Bringing Christmas in Hatley
December 19th, 2019
Barbara Rose Eardley-Wilmot was born June 30, 1915 to parents Rev. Canon Charles Revell Eardley-Wilmot and Rose Meredyth Bowen. Her father, Charles, served as an Anglican minister at various churches throughout the Diocese of Quebec from 1908 to 1941, when a stroke forced his early retirement.
By the time they found themselves in Hatley in 1923, it was Barbara’s third home in her eight years, which was not unusual for a clergy family. In the early years at Hatley there was one particular Christmas that stood out in Barbara’s memory as she later described the year when the Eardley-Wilmots made sure that Christmas came to a family that had little money and a very sick wife/mother.
That year, Rev. Eardley-Wilmot’s wife, Rose, directed her two oldest children, Barbara and Cecily, to wrap some of their own presents up for the two children and to find decorations (cookies, ribbons, tags) for a small tree the Reverend had cut for the less fortunate family. The Eardley-Wilmots even prepared their own turkey for them, content with chicken for themselves. In her recollection of Christmas morning, Barbara wrote: “All up, had some breakfast, horse all ready and harnessed to the cutter, bricks in place, turkey to keep them warm in their pan, and away we go, Dadie, Barbara and Cecily, the trip would be about ¾ of a mile, all goes well, dashing through the snow, when the horse balked. We had changed direction onto a side road where we were headed, and run into a big KAHOO. This was a large snowdrift, higher than the horse, and though I got out and talked to him, all he would say was ‘neigh.’ Cecily and I tried to knock some snow out of the way, then we heard bells. There was the other rig [cutter] behind us. Thank goodness, Dad had brought a shovel, just in case, so we were soon back on course.”
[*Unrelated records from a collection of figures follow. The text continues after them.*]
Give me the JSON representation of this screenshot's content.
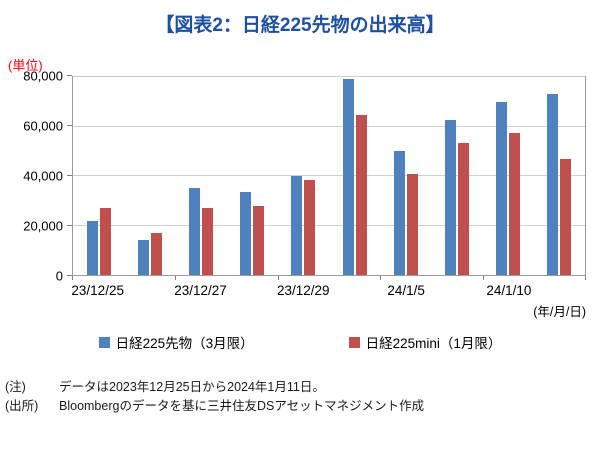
{
  "title": "【図表2：日経225先物の出来高】",
  "unit_label": "(単位)",
  "axis_note": "(年/月/日)",
  "chart_data": {
    "type": "bar",
    "title": "図表2:日経225先物の出来高",
    "ylabel": "(単位)",
    "ylim": [
      0,
      80000
    ],
    "grid": true,
    "legend_position": "bottom",
    "y_ticks": [
      {
        "label": "0",
        "value": 0
      },
      {
        "label": "20,000",
        "value": 20000
      },
      {
        "label": "40,000",
        "value": 40000
      },
      {
        "label": "60,000",
        "value": 60000
      },
      {
        "label": "80,000",
        "value": 80000
      }
    ],
    "x_tick_labels": [
      "23/12/25",
      "",
      "23/12/27",
      "",
      "23/12/29",
      "",
      "24/1/5",
      "",
      "24/1/10",
      ""
    ],
    "series": [
      {
        "name": "日経225先物（3月限）",
        "color": "#4F81BD",
        "values": [
          22000,
          14000,
          35000,
          33500,
          40000,
          79000,
          50000,
          62500,
          70000,
          73000
        ]
      },
      {
        "name": "日経225mini（1月限）",
        "color": "#C0504D",
        "values": [
          27000,
          17000,
          27000,
          28000,
          38500,
          64500,
          41000,
          53500,
          57500,
          47000
        ]
      }
    ]
  },
  "notes": [
    {
      "prefix": "(注)",
      "text": "データは2023年12月25日から2024年1月11日。"
    },
    {
      "prefix": "(出所)",
      "text": "Bloombergのデータを基に三井住友DSアセットマネジメント作成"
    }
  ]
}
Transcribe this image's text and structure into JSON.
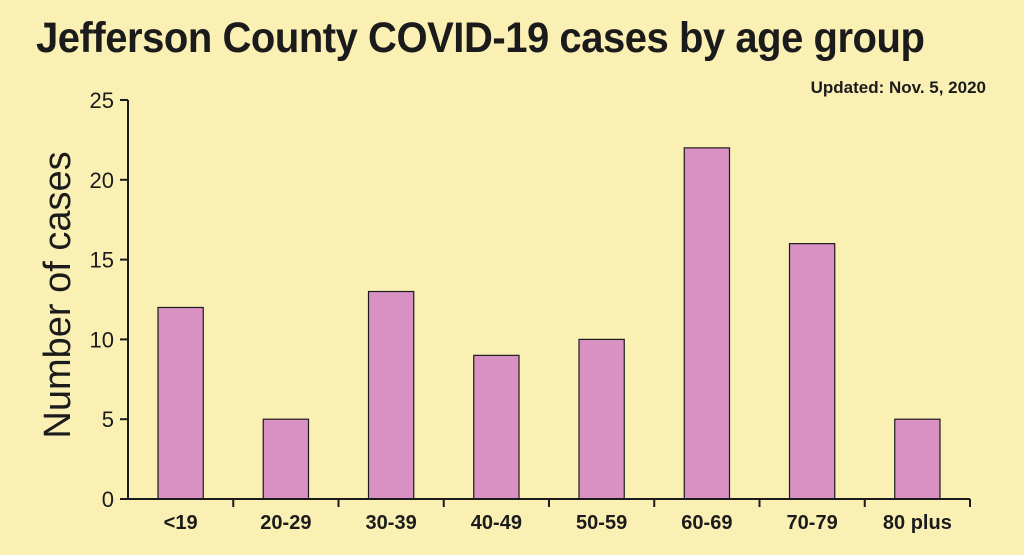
{
  "chart_data": {
    "type": "bar",
    "title": "Jefferson County COVID-19 cases by age group",
    "subtitle": "Updated: Nov. 5, 2020",
    "xlabel": "",
    "ylabel": "Number of cases",
    "categories": [
      "<19",
      "20-29",
      "30-39",
      "40-49",
      "50-59",
      "60-69",
      "70-79",
      "80 plus"
    ],
    "values": [
      12,
      5,
      13,
      9,
      10,
      22,
      16,
      5
    ],
    "ylim": [
      0,
      25
    ],
    "yticks": [
      0,
      5,
      10,
      15,
      20,
      25
    ],
    "grid": false,
    "colors": {
      "bar": "#d991c3",
      "bar_edge": "#1b1b1b",
      "background": "#fbf0b4",
      "axis": "#1b1b1b"
    }
  }
}
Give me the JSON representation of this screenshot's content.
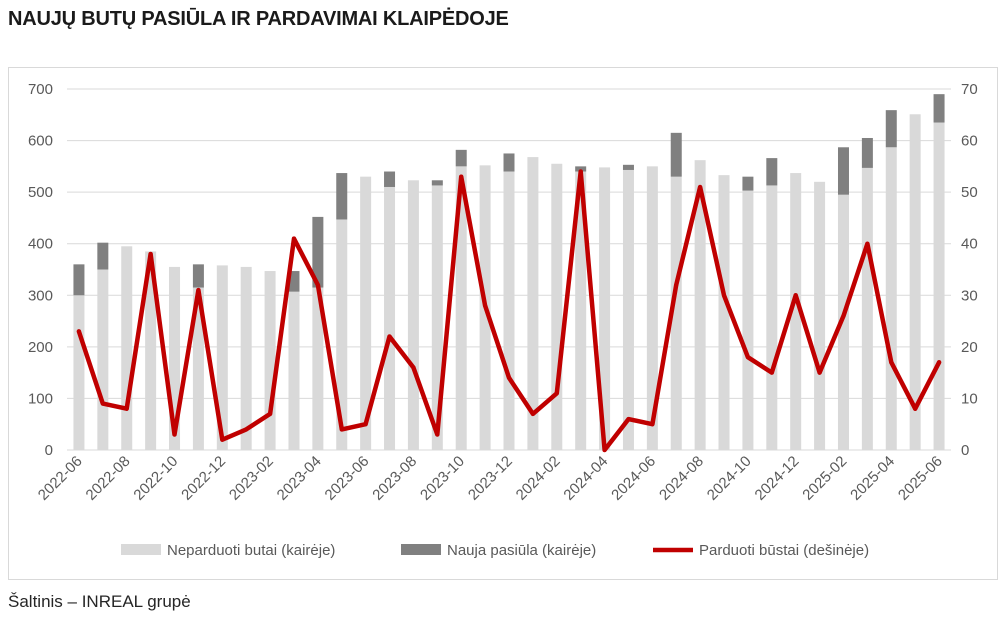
{
  "title": "NAUJŲ BUTŲ PASIŪLA IR PARDAVIMAI KLAIPĖDOJE",
  "source": "Šaltinis – INREAL grupė",
  "colors": {
    "unsold": "#d9d9d9",
    "new_supply": "#808080",
    "sold": "#c00000",
    "grid": "#d9d9d9"
  },
  "chart_data": {
    "type": "bar",
    "stacked": true,
    "combo_line": true,
    "categories": [
      "2022-06",
      "2022-07",
      "2022-08",
      "2022-09",
      "2022-10",
      "2022-11",
      "2022-12",
      "2023-01",
      "2023-02",
      "2023-03",
      "2023-04",
      "2023-05",
      "2023-06",
      "2023-07",
      "2023-08",
      "2023-09",
      "2023-10",
      "2023-11",
      "2023-12",
      "2024-01",
      "2024-02",
      "2024-03",
      "2024-04",
      "2024-05",
      "2024-06",
      "2024-07",
      "2024-08",
      "2024-09",
      "2024-10",
      "2024-11",
      "2024-12",
      "2025-01",
      "2025-02",
      "2025-03",
      "2025-04",
      "2025-05",
      "2025-06"
    ],
    "x_tick_labels": [
      "2022-06",
      "2022-08",
      "2022-10",
      "2022-12",
      "2023-02",
      "2023-04",
      "2023-06",
      "2023-08",
      "2023-10",
      "2023-12",
      "2024-02",
      "2024-04",
      "2024-06",
      "2024-08",
      "2024-10",
      "2024-12",
      "2025-02",
      "2025-04",
      "2025-06"
    ],
    "series": [
      {
        "name": "Neparduoti butai (kairėje)",
        "axis": "left",
        "kind": "bar",
        "values": [
          300,
          350,
          395,
          385,
          355,
          315,
          358,
          355,
          347,
          307,
          315,
          447,
          530,
          510,
          523,
          513,
          550,
          552,
          540,
          568,
          555,
          540,
          548,
          543,
          550,
          530,
          562,
          533,
          503,
          513,
          537,
          520,
          495,
          547,
          587,
          651,
          635
        ]
      },
      {
        "name": "Nauja pasiūla (kairėje)",
        "axis": "left",
        "kind": "bar",
        "values": [
          60,
          52,
          0,
          0,
          0,
          45,
          0,
          0,
          0,
          40,
          137,
          90,
          0,
          30,
          0,
          10,
          32,
          0,
          35,
          0,
          0,
          10,
          0,
          10,
          0,
          85,
          0,
          0,
          27,
          53,
          0,
          0,
          92,
          58,
          72,
          0,
          55
        ]
      },
      {
        "name": "Parduoti būstai (dešinėje)",
        "axis": "right",
        "kind": "line",
        "values": [
          23,
          9,
          8,
          38,
          3,
          31,
          2,
          4,
          7,
          41,
          32,
          4,
          5,
          22,
          16,
          3,
          53,
          28,
          14,
          7,
          11,
          54,
          0,
          6,
          5,
          32,
          51,
          30,
          18,
          15,
          30,
          15,
          26,
          40,
          17,
          8,
          17
        ]
      }
    ],
    "y_left": {
      "min": 0,
      "max": 700,
      "step": 100,
      "ticks": [
        "0",
        "100",
        "200",
        "300",
        "400",
        "500",
        "600",
        "700"
      ]
    },
    "y_right": {
      "min": 0,
      "max": 70,
      "step": 10,
      "ticks": [
        "0",
        "10",
        "20",
        "30",
        "40",
        "50",
        "60",
        "70"
      ]
    },
    "grid": true,
    "legend_position": "bottom"
  }
}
The Eardley-Wilmots successfully delivered all of the Christmas goodies to the family that year and this act of giving would remain etched into their memories for a lifetime. Even though Barbara and Cecily were young at the time, probably around ten and eight years old, they remembered this particular Christmas with a special fondness, recounting it decades later with detail.